En 2019, la société [6] lui a notifié un indu d’un montant de 99.572,27 euros, l’informant qu’en raison de son déclassement en catégorie 1 intervenu en 2012, il ne pouvait plus prétendre au versement des indemnités.
Par requête du 12 janvier 2021, M. [I] [B] a saisi le tribunal administratif de Pau en contestant la décision de déclassement de la CPAM .

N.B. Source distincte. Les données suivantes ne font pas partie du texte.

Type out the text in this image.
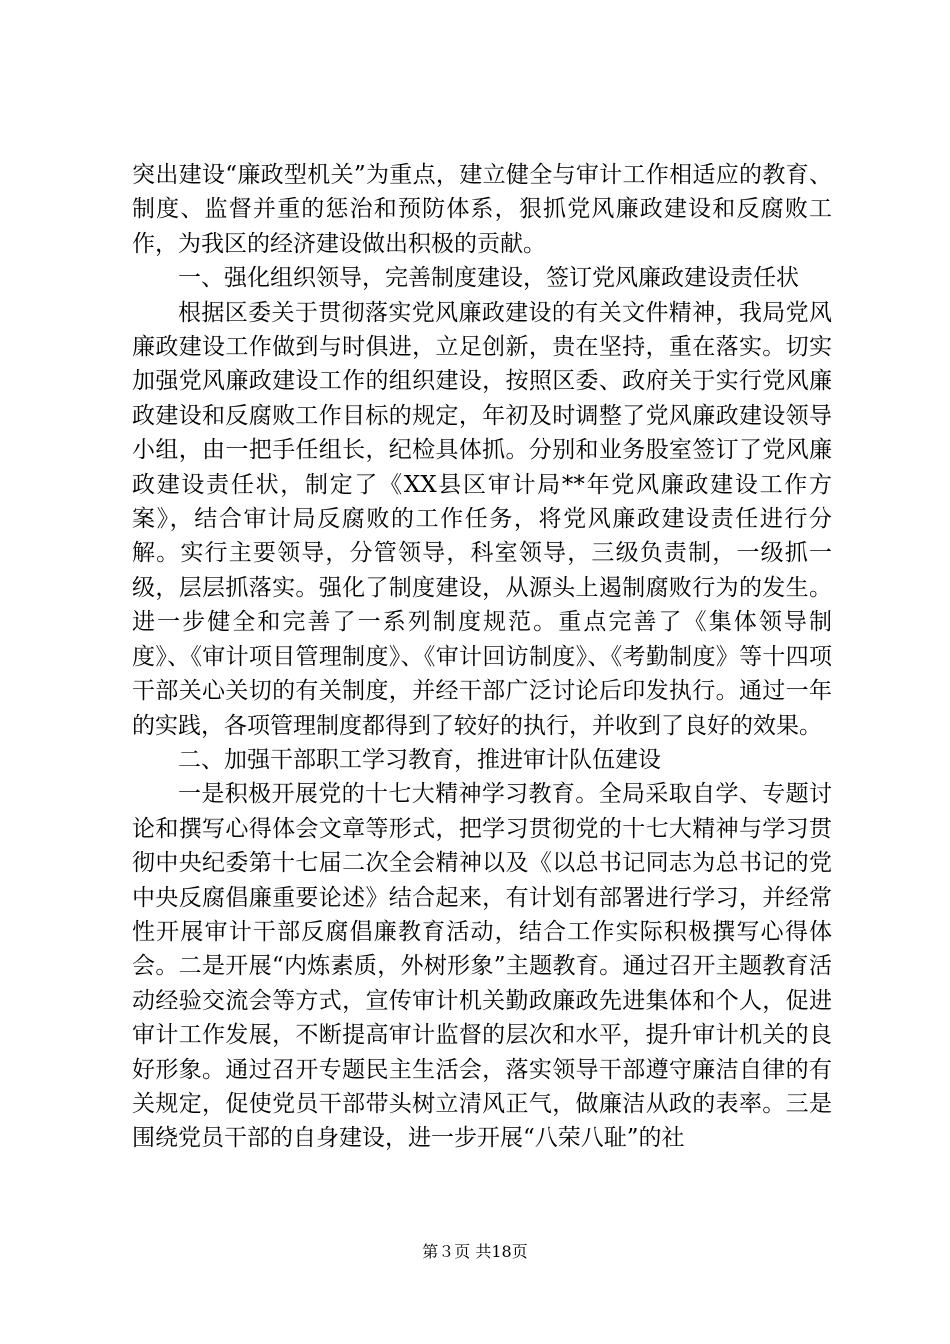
突出建设“廉政型机关”为重点，建立健全与审计工作相适应的教育、制度、监督并重的惩治和预防体系，狠抓党风廉政建设和反腐败工作，为我区的经济建设做出积极的贡献。

一、强化组织领导，完善制度建设，签订党风廉政建设责任状

根据区委关于贯彻落实党风廉政建设的有关文件精神，我局党风廉政建设工作做到与时俱进，立足创新，贵在坚持，重在落实。切实加强党风廉政建设工作的组织建设，按照区委、政府关于实行党风廉政建设和反腐败工作目标的规定，年初及时调整了党风廉政建设领导小组，由一把手任组长，纪检具体抓。分别和业务股室签订了党风廉政建设责任状，制定了《XX县区审计局**年党风廉政建设工作方案》，结合审计局反腐败的工作任务，将党风廉政建设责任进行分解。实行主要领导，分管领导，科室领导，三级负责制，一级抓一级，层层抓落实。强化了制度建设，从源头上遏制腐败行为的发生。进一步健全和完善了一系列制度规范。重点完善了《集体领导制度》、《审计项目管理制度》、《审计回访制度》、《考勤制度》等十四项干部关心关切的有关制度，并经干部广泛讨论后印发执行。通过一年的实践，各项管理制度都得到了较好的执行，并收到了良好的效果。

二、加强干部职工学习教育，推进审计队伍建设

一是积极开展党的十七大精神学习教育。全局采取自学、专题讨论和撰写心得体会文章等形式，把学习贯彻党的十七大精神与学习贯彻中央纪委第十七届二次全会精神以及《以总书记同志为总书记的党中央反腐倡廉重要论述》结合起来，有计划有部署进行学习，并经常性开展审计干部反腐倡廉教育活动，结合工作实际积极撰写心得体会。二是开展“内炼素质，外树形象”主题教育。通过召开主题教育活动经验交流会等方式，宣传审计机关勤政廉政先进集体和个人，促进审计工作发展，不断提高审计监督的层次和水平，提升审计机关的良好形象。通过召开专题民主生活会，落实领导干部遵守廉洁自律的有关规定，促使党员干部带头树立清风正气，做廉洁从政的表率。三是围绕党员干部的自身建设，进一步开展“八荣八耻”的社

第３页 共18页
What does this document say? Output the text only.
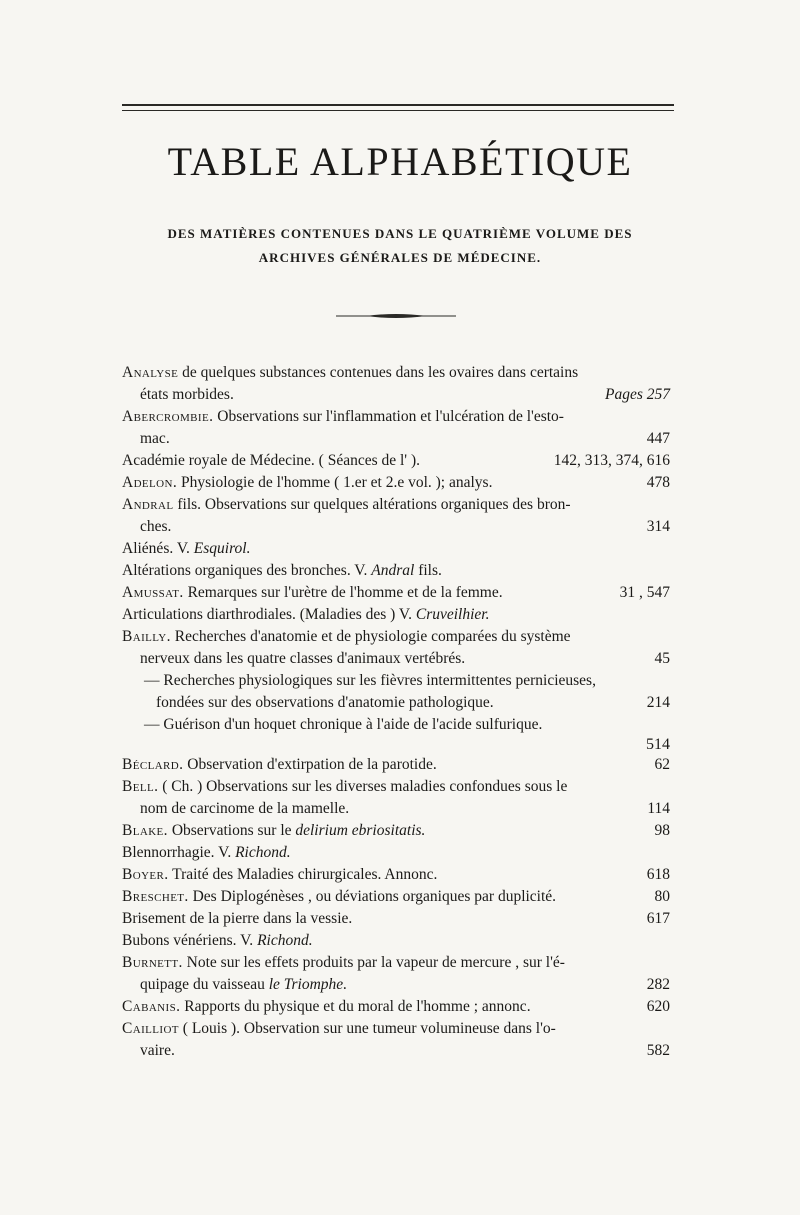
TABLE ALPHABÉTIQUE
DES MATIÈRES CONTENUES DANS LE QUATRIÈME VOLUME DES
ARCHIVES GÉNÉRALES DE MÉDECINE.
Analyse de quelques substances contenues dans les ovaires dans certains
états morbides.	Pages 257
Abercrombie. Observations sur l'inflammation et l'ulcération de l'esto-
mac.	447
Académie royale de Médecine. ( Séances de l' ).	142, 313, 374, 616
Adelon. Physiologie de l'homme ( 1.er et 2.e vol. ); analys.	478
Andral fils. Observations sur quelques altérations organiques des bron-
ches.	314
Aliénés. V. Esquirol.
Altérations organiques des bronches. V. Andral fils.
Amussat. Remarques sur l'urètre de l'homme et de la femme.	31 , 547
Articulations diarthrodiales. (Maladies des ) V. Cruveilhier.
Bailly. Recherches d'anatomie et de physiologie comparées du système
nerveux dans les quatre classes d'animaux vertébrés.	45
— Recherches physiologiques sur les fièvres intermittentes pernicieuses,
fondées sur des observations d'anatomie pathologique.	214
— Guérison d'un hoquet chronique à l'aide de l'acide sulfurique.
514
Béclard. Observation d'extirpation de la parotide.	62
Bell. ( Ch. ) Observations sur les diverses maladies confondues sous le
nom de carcinome de la mamelle.	114
Blake. Observations sur le delirium ebriositatis.	98
Blennorrhagie. V. Richond.
Boyer. Traité des Maladies chirurgicales. Annonc.	618
Breschet. Des Diplogénèses , ou déviations organiques par duplicité.	80
Brisement de la pierre dans la vessie.	617
Bubons vénériens. V. Richond.
Burnett. Note sur les effets produits par la vapeur de mercure , sur l'é-
quipage du vaisseau le Triomphe.	282
Cabanis. Rapports du physique et du moral de l'homme ; annonc.	620
Cailliot ( Louis ). Observation sur une tumeur volumineuse dans l'o-
vaire.	582
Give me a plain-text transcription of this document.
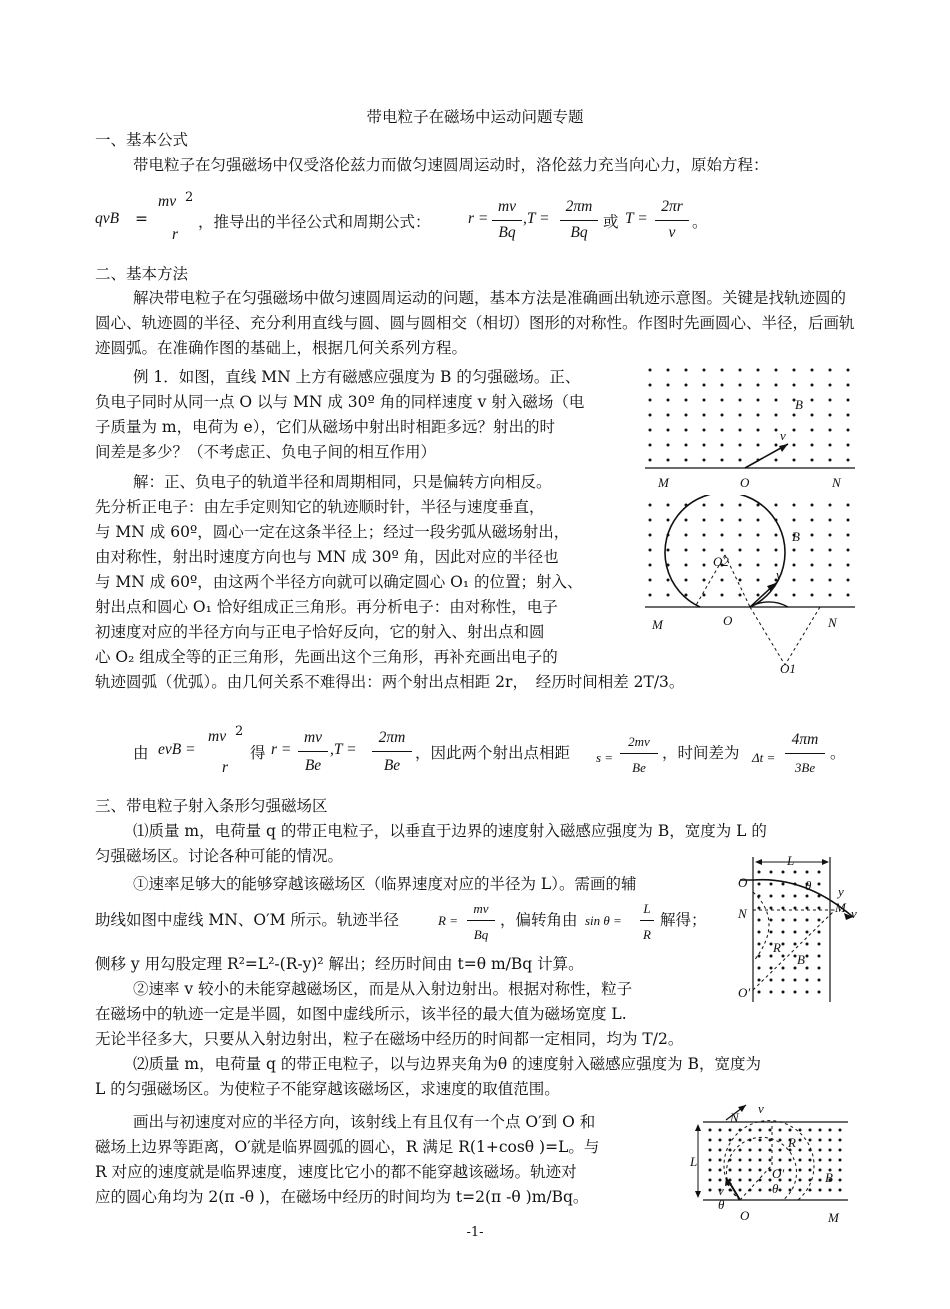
带电粒子在磁场中运动问题专题
一、基本公式
带电粒子在匀强磁场中仅受洛伦兹力而做匀速圆周运动时，洛伦兹力充当向心力，原始方程：
qvB =
mv 2
r
，推导出的半径公式和周期公式： r =
mv
Bq
,T =
2πm
Bq
或 T =
2πr
v
。
二、基本方法
解决带电粒子在匀强磁场中做匀速圆周运动的问题，基本方法是准确画出轨迹示意图。关键是找轨迹圆的圆心、轨迹圆的半径、充分利用直线与圆、圆与圆相交（相切）图形的对称性。作图时先画圆心、半径，后画轨迹圆弧。在准确作图的基础上，根据几何关系列方程。
例 1．如图，直线 MN 上方有磁感应强度为 B 的匀强磁场。正、
负电子同时从同一点 O 以与 MN 成 30º 角的同样速度 v 射入磁场（电
子质量为 m，电荷为 e），它们从磁场中射出时相距多远？射出的时
间差是多少？（不考虑正、负电子间的相互作用）
解：正、负电子的轨道半径和周期相同，只是偏转方向相反。
先分析正电子：由左手定则知它的轨迹顺时针，半径与速度垂直，
与 MN 成 60º，圆心一定在这条半径上；经过一段劣弧从磁场射出，
由对称性，射出时速度方向也与 MN 成 30º 角，因此对应的半径也
与 MN 成 60º，由这两个半径方向就可以确定圆心 O₁ 的位置；射入、
射出点和圆心 O₁ 恰好组成正三角形。再分析电子：由对称性，电子
初速度对应的半径方向与正电子恰好反向，它的射入、射出点和圆
心 O₂ 组成全等的正三角形，先画出这个三角形，再补充画出电子的
轨迹圆弧（优弧）。由几何关系不难得出：两个射出点相距 2r，　经历时间相差 2T/3。
由 evB =
mv 2
r
得 r =
mv
Be
,T =
2πm
Be
，因此两个射出点相距 s =
2mv
Be
，时间差为 Δt =
4πm
3Be
。
三、带电粒子射入条形匀强磁场区
⑴质量 m，电荷量 q 的带正电粒子，以垂直于边界的速度射入磁感应强度为 B，宽度为 L 的
匀强磁场区。讨论各种可能的情况。
①速率足够大的能够穿越该磁场区（临界速度对应的半径为 L）。需画的辅
助线如图中虚线 MN、O′M 所示。轨迹半径	R =
mv
Bq
，偏转角由 sin θ =
L
R
解得；
侧移 y 用勾股定理 R²=L²-(R-y)² 解出；经历时间由 t=θ m/Bq 计算。
②速率 v 较小的未能穿越磁场区，而是从入射边射出。根据对称性，粒子
在磁场中的轨迹一定是半圆，如图中虚线所示，该半径的最大值为磁场宽度 L.
无论半径多大，只要从入射边射出，粒子在磁场中经历的时间都一定相同，均为 T/2。
⑵质量 m，电荷量 q 的带正电粒子，以与边界夹角为θ 的速度射入磁感应强度为 B，宽度为
L 的匀强磁场区。为使粒子不能穿越该磁场区，求速度的取值范围。
画出与初速度对应的半径方向，该射线上有且仅有一个点 O′到 O 和
磁场上边界等距离，O′就是临界圆弧的圆心，R 满足 R(1+cosθ )=L。与
R 对应的速度就是临界速度，速度比它小的都不能穿越该磁场。轨迹对
应的圆心角均为 2(π -θ )，在磁场中经历的时间均为 t=2(π -θ )m/Bq。
B
v
M	O	N
B
O2
v
M	O	N
O1
L
O	θ y
M v
N
R
B
O′
N
v
R
L
O′
θ
B
v
θ
O	M
-1-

Par ordonnance du 27 janvier 2021, la juridiction administrative a rejeté la demande portée devant un ordre de juridiction incompétent pour en connaître.
Le 22 février 2021, M. [I] [B] a saisi la Commission Médicale de Recours Amiable (CMRA).
Par décision du 16 juin 2021, la CMRA a déclaré son recours irrecevable comme étant forclos.
Par requête du 20 juillet 2021, reçue au greffe le 21 juillet suivant, M. [I] [B] a saisi le pôle social du tribunal judiciaire de Bayonne aux fins de voir condamner la caisse à le rétablir en invalidité catégorie 2 pour la période du 1er juillet 2012 au 24 août 2020.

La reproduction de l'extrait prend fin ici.